We have all seen the statistics that claim that 90% of traders fail. Although I have never seen any data behind the claim – it is easy to accept as true. We all know many people who have been wiped out in the market, but very few who have been trading full-time for 5 years or more. That being said, I would still love to see the data. Who are these people? Did they work on Wall Street before venturing on their own? Were they capitalized sufficiently? How is success or failure being measured? A few weeks ago I received an email from a writer that was working on a story on people who lost their jobs or took a buyout and turned to trading instead of pursuing another job. I think my response may have surprised the writer.
I can’t recall anyone who has attempted to trade after losing their job in the last few years. As you know that was quite common in the late 90s. After the internet bubble many decided that their time would be better spent looking for a job. 2008 reinforced it for those that had forgotten. IMO, entering trading reactively (like after job loss) is asking for trouble. Trading full-time is very difficult. It requires a well thought out proactive plan for any hopes of success. Even with a plan it is still a difficult endeavor…

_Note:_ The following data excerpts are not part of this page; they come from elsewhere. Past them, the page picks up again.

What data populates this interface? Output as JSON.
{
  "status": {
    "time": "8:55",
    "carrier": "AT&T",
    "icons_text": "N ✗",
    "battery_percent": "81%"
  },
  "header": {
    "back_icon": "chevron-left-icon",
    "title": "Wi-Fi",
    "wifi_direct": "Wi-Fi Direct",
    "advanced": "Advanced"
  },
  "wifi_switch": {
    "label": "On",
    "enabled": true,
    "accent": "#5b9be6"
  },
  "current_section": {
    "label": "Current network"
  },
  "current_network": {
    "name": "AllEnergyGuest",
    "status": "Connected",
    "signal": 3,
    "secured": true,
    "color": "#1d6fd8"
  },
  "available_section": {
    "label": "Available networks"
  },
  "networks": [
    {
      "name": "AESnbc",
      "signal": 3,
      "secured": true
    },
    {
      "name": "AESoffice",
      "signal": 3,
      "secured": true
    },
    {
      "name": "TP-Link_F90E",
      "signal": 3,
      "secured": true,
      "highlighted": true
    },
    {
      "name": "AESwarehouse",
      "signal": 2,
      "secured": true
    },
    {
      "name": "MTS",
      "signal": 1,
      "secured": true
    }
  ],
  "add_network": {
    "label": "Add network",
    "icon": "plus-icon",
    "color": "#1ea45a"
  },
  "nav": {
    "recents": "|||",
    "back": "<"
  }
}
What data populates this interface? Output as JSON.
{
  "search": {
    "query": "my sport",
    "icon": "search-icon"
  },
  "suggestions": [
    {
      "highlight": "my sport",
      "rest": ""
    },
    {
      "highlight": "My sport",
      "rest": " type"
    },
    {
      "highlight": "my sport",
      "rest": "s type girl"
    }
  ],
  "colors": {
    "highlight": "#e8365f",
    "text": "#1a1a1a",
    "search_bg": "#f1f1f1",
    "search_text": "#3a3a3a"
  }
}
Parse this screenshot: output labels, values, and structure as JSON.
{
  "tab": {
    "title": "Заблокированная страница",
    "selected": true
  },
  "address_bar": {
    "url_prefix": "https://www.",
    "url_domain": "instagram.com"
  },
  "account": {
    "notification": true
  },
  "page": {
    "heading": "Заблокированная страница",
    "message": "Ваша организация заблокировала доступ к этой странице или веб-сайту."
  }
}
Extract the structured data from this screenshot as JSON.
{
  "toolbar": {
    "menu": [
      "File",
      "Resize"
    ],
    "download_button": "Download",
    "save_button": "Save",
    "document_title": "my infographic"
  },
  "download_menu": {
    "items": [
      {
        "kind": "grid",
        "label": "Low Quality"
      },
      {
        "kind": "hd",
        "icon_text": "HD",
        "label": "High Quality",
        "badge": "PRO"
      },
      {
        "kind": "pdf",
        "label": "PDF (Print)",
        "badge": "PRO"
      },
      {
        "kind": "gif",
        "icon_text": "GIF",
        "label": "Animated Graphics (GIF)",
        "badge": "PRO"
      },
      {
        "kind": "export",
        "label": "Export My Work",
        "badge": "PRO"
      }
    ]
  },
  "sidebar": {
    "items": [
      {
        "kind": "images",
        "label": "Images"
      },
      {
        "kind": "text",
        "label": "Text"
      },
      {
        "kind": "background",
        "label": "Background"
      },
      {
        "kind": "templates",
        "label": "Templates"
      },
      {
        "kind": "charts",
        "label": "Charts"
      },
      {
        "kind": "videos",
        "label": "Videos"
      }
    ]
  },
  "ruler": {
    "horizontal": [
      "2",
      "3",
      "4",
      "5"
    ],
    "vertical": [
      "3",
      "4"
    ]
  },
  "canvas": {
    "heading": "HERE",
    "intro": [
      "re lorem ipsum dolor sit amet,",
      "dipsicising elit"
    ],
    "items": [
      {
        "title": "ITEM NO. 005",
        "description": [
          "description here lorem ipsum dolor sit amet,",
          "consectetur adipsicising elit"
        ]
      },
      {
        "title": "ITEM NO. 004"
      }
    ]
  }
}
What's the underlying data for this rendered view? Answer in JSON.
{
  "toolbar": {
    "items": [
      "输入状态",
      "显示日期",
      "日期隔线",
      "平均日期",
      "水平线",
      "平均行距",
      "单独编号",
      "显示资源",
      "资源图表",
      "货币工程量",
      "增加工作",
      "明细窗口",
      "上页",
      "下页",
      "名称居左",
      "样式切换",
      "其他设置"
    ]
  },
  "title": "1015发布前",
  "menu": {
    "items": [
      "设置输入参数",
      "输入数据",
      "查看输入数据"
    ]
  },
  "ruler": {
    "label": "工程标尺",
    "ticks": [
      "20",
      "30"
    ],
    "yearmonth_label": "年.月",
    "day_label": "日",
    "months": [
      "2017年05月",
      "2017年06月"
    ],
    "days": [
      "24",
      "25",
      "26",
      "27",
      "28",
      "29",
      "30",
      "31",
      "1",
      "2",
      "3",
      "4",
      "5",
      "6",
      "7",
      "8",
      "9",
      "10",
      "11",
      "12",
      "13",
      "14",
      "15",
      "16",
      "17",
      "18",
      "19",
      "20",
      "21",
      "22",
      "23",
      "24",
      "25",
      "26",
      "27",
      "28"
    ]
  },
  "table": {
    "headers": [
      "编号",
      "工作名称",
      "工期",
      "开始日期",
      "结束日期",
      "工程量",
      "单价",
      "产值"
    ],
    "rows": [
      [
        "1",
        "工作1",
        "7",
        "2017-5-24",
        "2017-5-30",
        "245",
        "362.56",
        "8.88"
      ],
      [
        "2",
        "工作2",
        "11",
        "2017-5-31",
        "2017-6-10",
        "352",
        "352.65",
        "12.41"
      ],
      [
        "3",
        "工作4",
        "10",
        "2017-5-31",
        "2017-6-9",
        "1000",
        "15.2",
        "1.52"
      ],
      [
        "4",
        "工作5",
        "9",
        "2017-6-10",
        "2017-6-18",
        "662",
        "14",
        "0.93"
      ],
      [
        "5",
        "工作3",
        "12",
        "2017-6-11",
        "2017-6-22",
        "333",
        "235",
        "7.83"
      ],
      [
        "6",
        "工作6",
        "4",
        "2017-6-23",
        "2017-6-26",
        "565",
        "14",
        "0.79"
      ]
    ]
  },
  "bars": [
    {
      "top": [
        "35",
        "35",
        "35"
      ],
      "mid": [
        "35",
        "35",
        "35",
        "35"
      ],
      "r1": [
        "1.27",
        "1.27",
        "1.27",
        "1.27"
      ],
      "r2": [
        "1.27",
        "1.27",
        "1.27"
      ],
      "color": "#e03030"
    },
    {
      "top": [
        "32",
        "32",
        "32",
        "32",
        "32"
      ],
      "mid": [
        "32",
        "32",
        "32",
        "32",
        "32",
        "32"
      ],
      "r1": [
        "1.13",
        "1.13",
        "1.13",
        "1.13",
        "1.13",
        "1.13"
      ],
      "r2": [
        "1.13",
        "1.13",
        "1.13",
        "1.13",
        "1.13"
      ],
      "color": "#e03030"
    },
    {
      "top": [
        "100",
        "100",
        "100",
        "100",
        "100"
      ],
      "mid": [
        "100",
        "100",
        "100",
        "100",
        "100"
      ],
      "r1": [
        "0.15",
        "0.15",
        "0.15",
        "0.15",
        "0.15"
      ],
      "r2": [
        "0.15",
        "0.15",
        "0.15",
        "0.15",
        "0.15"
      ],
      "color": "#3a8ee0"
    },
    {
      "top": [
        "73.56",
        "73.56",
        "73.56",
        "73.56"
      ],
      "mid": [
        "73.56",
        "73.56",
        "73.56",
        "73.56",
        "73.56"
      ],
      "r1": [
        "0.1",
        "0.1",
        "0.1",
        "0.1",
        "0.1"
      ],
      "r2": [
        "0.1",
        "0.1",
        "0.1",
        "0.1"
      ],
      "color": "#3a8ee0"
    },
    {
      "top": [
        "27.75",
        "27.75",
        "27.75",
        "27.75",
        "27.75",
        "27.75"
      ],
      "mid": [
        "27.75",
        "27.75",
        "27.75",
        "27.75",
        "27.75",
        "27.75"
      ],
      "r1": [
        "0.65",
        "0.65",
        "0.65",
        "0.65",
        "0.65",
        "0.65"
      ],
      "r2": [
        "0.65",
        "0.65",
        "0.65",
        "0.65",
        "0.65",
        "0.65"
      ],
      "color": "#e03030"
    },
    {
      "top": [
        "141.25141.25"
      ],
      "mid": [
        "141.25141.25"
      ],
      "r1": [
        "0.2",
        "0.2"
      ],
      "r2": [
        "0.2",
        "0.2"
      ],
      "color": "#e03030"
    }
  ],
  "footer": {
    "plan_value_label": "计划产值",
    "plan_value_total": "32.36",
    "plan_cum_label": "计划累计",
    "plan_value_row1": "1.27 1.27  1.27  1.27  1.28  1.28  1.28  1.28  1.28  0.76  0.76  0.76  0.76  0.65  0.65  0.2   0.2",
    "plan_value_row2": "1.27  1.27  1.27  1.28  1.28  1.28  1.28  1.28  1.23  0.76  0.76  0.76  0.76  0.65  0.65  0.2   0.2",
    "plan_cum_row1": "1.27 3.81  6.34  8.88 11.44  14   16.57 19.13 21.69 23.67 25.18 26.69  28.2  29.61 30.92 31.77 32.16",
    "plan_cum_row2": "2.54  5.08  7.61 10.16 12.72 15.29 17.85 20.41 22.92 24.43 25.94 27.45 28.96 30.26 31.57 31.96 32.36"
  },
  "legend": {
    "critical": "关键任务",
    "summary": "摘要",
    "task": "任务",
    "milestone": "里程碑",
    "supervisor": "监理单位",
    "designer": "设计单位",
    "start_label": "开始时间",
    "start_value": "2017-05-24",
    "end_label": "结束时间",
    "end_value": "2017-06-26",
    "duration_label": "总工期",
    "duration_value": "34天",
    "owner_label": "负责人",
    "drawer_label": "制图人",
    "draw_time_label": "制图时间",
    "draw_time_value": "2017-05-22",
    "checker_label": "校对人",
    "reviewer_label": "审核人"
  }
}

With all of my preparation and planning – it nearly all went out the window in the recession/depression of 2008. Like Mike Tyson says “everyone has a plan til they get punched in the mouth.”
Up until 2008, I was primarily as position trader / investor. I preferred thinking in terms of months instead of days or weeks. Some of my best trades have been 18 months or longer. To capture longer term moves you will have to suffer through some significant pull-backs. This works well when there is a guaranteed paycheck coming in, but sans paycheck it is a whole different ball game. I had thought through this scenario before resigning, but 2008 was 10X worst than any situation I had imagined. Fortunately I was well enough capitalized to survive, but emotionally I was a wreck. It was clear that changes were REQUIRED.
One way to control draw-downs is to reduce your time frame. A good swing trader can stay near their highs by thinking in terms singles or doubles instead of home runs and by only trading when the market is in a confirmed up trend. I have spoken about Mark Minervini’s seminar that I have taken to help with this style (here and here).
After I had taken the Minervini seminar in October 2010, the market made a nice move higher. It was easier to stick to my old strategies than to adopt the new ones I had learned. However, when the market turned back down in March – my old ways failed me once again. I had just lived through this in 2008. Clearly, it was time to either evolve as a trader or polish up my resume.
BTW, My resume still has dust on it.